Dominique Seigneur et Marie-Josée Bettez s'entendent pour dire que la formation du personnel des restaurants, un service offert notamment par Allergies Québec, est primordiale dans la gestion des allergies alimentaires et la réduction des cas d'hospitalisation.

« Une étude de 2007 - elle commence à dater, mais je me demande si les choses ont vraiment changé - montrait qu'aux États-Unis, 25 % des restaurateurs pensaient que la consommation d'une petite quantité d'allergène était sans danger, 35 % pensaient que la friture détruisait l'allergène, et 25 % pensaient qu'en retirant l'allergène d'un plat, on enlevait tout risque de réaction », mentionne Mme Bettez.

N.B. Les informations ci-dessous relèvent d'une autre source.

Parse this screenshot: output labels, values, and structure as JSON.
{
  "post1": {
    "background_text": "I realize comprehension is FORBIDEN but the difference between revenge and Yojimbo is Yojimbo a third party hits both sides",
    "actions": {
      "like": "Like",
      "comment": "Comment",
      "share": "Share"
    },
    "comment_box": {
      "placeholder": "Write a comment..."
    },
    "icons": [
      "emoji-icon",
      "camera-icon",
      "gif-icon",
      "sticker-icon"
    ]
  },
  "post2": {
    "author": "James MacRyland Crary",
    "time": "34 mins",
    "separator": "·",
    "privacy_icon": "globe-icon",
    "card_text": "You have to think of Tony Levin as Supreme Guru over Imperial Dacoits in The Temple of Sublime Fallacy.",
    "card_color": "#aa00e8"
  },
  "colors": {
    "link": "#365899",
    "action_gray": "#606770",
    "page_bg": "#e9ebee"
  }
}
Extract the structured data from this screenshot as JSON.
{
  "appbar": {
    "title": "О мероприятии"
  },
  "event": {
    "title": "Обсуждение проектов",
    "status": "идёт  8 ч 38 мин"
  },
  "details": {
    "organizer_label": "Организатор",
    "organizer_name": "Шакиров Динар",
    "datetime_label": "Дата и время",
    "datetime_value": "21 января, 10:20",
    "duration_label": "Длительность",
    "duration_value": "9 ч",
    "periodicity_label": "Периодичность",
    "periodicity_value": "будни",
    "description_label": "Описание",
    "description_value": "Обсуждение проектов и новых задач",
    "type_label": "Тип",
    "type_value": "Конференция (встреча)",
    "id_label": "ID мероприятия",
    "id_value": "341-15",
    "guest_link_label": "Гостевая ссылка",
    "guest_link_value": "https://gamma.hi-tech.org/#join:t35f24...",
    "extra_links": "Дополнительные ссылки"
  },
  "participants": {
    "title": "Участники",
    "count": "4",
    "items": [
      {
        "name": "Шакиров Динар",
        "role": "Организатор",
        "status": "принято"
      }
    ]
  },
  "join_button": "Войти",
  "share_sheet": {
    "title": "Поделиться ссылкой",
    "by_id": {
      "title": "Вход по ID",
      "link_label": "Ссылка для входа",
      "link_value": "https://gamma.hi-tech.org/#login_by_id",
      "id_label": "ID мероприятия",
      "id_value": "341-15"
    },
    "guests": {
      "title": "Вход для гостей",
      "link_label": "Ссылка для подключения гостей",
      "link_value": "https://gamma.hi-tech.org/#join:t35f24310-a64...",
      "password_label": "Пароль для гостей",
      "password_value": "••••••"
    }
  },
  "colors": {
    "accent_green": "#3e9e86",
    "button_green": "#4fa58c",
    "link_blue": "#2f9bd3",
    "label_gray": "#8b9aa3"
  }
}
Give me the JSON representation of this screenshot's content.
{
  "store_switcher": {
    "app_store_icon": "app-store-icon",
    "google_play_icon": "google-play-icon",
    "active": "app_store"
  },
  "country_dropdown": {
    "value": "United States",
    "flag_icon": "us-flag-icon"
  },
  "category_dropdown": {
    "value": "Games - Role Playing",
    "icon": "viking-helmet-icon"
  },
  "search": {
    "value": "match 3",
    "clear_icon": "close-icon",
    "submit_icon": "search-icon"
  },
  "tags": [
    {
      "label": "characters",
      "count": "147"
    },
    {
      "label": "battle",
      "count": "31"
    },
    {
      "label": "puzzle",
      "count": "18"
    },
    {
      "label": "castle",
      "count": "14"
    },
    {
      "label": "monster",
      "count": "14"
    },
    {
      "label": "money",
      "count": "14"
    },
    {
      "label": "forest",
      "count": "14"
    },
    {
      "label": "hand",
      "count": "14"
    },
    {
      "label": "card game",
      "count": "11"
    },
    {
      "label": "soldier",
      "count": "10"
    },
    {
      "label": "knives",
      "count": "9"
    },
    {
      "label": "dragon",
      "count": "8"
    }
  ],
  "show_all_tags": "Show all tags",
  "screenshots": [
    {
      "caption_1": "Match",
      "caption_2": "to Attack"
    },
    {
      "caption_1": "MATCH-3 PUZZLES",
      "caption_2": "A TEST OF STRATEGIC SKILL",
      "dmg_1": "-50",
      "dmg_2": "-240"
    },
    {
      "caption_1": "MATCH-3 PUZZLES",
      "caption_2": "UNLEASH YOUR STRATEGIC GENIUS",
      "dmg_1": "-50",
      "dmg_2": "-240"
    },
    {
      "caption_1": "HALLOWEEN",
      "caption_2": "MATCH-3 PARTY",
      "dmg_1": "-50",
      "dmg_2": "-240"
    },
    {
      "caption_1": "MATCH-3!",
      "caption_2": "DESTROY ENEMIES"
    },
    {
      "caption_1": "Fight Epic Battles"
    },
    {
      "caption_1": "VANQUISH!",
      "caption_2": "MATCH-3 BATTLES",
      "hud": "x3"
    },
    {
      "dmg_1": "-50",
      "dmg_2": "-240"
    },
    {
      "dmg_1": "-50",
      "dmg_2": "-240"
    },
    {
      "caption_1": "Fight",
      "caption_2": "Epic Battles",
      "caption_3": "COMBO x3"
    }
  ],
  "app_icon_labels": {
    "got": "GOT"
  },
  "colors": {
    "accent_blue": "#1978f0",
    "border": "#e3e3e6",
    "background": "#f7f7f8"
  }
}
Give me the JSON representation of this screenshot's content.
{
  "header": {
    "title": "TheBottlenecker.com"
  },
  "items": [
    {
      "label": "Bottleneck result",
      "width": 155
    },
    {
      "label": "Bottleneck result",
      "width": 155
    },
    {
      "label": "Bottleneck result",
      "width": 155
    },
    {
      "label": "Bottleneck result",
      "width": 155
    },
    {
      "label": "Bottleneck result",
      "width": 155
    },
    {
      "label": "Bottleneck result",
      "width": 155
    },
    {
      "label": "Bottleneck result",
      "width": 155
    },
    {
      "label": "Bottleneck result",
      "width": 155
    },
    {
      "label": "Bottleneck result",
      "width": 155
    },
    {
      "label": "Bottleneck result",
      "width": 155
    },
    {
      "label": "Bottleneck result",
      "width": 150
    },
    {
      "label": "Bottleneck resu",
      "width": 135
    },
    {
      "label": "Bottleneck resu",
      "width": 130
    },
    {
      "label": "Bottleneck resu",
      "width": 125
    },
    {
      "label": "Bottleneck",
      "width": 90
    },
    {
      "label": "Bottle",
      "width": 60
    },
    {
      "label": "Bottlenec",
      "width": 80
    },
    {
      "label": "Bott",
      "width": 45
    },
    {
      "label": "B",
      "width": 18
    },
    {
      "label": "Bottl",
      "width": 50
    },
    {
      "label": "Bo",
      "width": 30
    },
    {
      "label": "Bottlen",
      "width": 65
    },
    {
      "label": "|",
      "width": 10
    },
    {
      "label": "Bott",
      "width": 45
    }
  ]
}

« Ce que les gens doivent comprendre, c'est qu'une allergie, ce n'est pas comme une intolérance alimentaire : on peut réagir à la moindre trace d'allergène, et ça peut être extrêmement grave, comme on l'a vu dans votre article. »

Évidemment, comme le roulement de personnel dans les restaurants est généralement très élevé, la formation peut rapidement devenir coûteuse pour les propriétaires de ces établissements.

« Ce que certains restaurants font, c'est de nommer une personne responsable de la gestion des clients allergiques, qui s'occupe vraiment du suivi de A à Z », mentionne Mme Bettez.

« Et s'il ne forme pas ses employés, je pense que c'est aussi correct pour un restaurateur de dire à une personne allergique qu'il n'est tout simplement pas en mesure de lui préparer un repas », ajoute Dominique Seigneur.